Ethnologique MAJ jeudi 13 septembre 2012

Samis sans défense

L'Australie a ses Aborigènes et les États-Unis ses Amérindiens. L'Europe est civilisée et a fait disparaître les siens. Non pas tout à fait. Comme chez Asterix, certains résistent encore, et les derniers Aborigènes européens sont le peuple Sami. Coincé au nord de l'Europe, les derniers nomades essayent de s'adapter au monde moderne sans renier leurs traditions. Comment rendre compte de cette situation ? Olivier Truc, journaliste de son état, correspondant du Monde et du Point à Stockholm depuis près de vingt ans, choisit de présenter cette population à travers une enquête policière qui joue sur le présent, le passé et le recours aux plus fines des traditions pour découvrir la vérité. Car un meurtre très récent et le vol d'un tambour ancestral permettent de découvrir à la fois les coutumes, la réalité actuelle et certains retours sur le passé - l'évangélisation forcée et l'esclavage.

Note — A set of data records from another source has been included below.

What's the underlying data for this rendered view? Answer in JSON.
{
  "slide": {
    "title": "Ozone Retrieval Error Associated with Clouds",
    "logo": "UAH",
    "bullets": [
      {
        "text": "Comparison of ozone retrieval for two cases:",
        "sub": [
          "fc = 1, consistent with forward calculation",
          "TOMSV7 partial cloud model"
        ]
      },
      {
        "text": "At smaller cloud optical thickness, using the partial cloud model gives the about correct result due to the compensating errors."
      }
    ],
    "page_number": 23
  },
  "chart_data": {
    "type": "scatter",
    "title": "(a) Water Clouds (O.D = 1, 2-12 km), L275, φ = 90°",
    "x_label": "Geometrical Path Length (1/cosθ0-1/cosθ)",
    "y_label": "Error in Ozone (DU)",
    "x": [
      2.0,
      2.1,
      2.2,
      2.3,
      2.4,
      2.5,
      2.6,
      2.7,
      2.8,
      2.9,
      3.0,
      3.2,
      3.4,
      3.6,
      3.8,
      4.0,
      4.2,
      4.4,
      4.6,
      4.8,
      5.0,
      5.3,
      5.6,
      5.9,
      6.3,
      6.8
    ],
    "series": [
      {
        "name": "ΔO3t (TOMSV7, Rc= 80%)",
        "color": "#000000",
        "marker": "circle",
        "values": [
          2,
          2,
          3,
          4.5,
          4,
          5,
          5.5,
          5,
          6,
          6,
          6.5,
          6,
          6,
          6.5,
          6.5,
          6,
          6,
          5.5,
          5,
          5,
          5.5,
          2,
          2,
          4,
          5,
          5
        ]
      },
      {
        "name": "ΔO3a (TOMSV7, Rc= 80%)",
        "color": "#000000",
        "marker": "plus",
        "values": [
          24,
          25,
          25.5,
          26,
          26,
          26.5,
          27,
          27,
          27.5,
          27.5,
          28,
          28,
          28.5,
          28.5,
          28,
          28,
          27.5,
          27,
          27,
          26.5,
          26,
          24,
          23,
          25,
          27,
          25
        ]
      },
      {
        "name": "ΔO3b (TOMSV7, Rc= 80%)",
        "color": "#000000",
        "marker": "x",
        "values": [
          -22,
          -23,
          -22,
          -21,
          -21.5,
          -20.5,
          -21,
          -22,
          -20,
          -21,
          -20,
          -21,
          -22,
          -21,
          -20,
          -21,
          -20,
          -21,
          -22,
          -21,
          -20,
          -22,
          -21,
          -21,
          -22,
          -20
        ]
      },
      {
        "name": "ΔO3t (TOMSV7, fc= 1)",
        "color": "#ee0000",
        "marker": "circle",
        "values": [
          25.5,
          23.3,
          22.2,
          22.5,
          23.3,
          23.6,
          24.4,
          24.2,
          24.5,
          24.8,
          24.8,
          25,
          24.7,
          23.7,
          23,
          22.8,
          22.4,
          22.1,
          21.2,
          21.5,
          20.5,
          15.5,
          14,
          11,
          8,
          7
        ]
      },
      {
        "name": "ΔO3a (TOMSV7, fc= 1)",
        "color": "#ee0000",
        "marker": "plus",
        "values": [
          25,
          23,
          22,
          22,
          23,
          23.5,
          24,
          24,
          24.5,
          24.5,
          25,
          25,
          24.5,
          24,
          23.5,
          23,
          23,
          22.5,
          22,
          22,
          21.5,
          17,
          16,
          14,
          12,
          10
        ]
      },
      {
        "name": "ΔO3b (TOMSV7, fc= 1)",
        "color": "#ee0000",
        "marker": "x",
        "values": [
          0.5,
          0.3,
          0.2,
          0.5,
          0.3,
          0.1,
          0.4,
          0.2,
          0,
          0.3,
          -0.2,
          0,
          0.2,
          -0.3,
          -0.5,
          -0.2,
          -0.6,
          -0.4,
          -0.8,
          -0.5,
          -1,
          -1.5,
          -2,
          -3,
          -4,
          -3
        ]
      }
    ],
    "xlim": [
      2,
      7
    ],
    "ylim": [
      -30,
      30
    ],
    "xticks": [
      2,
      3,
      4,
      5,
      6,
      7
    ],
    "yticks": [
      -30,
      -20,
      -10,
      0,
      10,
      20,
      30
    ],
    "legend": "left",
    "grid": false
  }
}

Une grande partie de l'intrigue du Dernier Lapon joue donc sur cette dichotomie entre le passé et le présent, et il n'est pas innocent que la vérité tourne autour de la fracture causée par la construction d'un barrage et la recherche des nouvelles ressources minérales qui risquent de bouleverser l'équilibre fragile. Difficile en effet de concilier les Français à la recherche d'uranium avec des techniques modernes, et un berger qui continue de châtrer ses rennes avec les dents ! Mais la vision d'Olivier Truc n'est pas manichéenne. Il montre aussi des indigènes qui trahissent leur propre culture ou certains qui, malgré la tradition, sont aussi cupides et méchants que les blancs censés représenter l'ennemi commun. Il n'y a pas un côté blanc et un côté noir mais des humains qui essayent d'avancer en respectant ou non ce dont ils viennent, en écoutant le son des tambours traditionnels ou les sirènes de la modernité.

L'auteur joue finement en appuyant sur les descriptions de la nature, en laissant des blancs dans son intrigue et dans la motivation de ses personnages, en ne révélant que quelques éléments pour bien faire entrer le lecteur dans une atmosphère d'incompréhension des autochtones. Autant la vénalité, la corruption et le mauvais goût des Européens éclate, autant la difficulté à comprendre totalement les motivations des Samis crée une atmosphère qui rend correctement la difficulté à percer une autre culture, à y appliquer nos codes de lecture simples, nos psychologies précises. Le Dernier Lapon, peut-être mais, il faut l'espérer, pas le dernier roman.


On en parle : 813 n°117 |L'Indic n°23 |La Vache qui lit n°139

Récompenses :
Prix Interpol'Art "Roman" 2013
Prix Polar Michel Lebrun 2013
Prix Mystère de la Critique 2013
Mille et une feuilles noires 2013
Prix "Saint-Maur en poche" catégorie polar 2014

Nominations :
Prix Plume libre : Nouvelle plume polar/thriller francophone 2013
Prix Arsène Lupin 2013
Prix littéraire du Goéland masqué 2014

Citation

Là où ils voyaient des mines et ce qu'ils appelaient le progrès, les éleveurs voyaient autre chose. Ils voyaient des routes qui couperaient leurs pâturages, des camions qui effraieraient leurs rennes, des accidents lorsque les animaux devraient traverser les routes.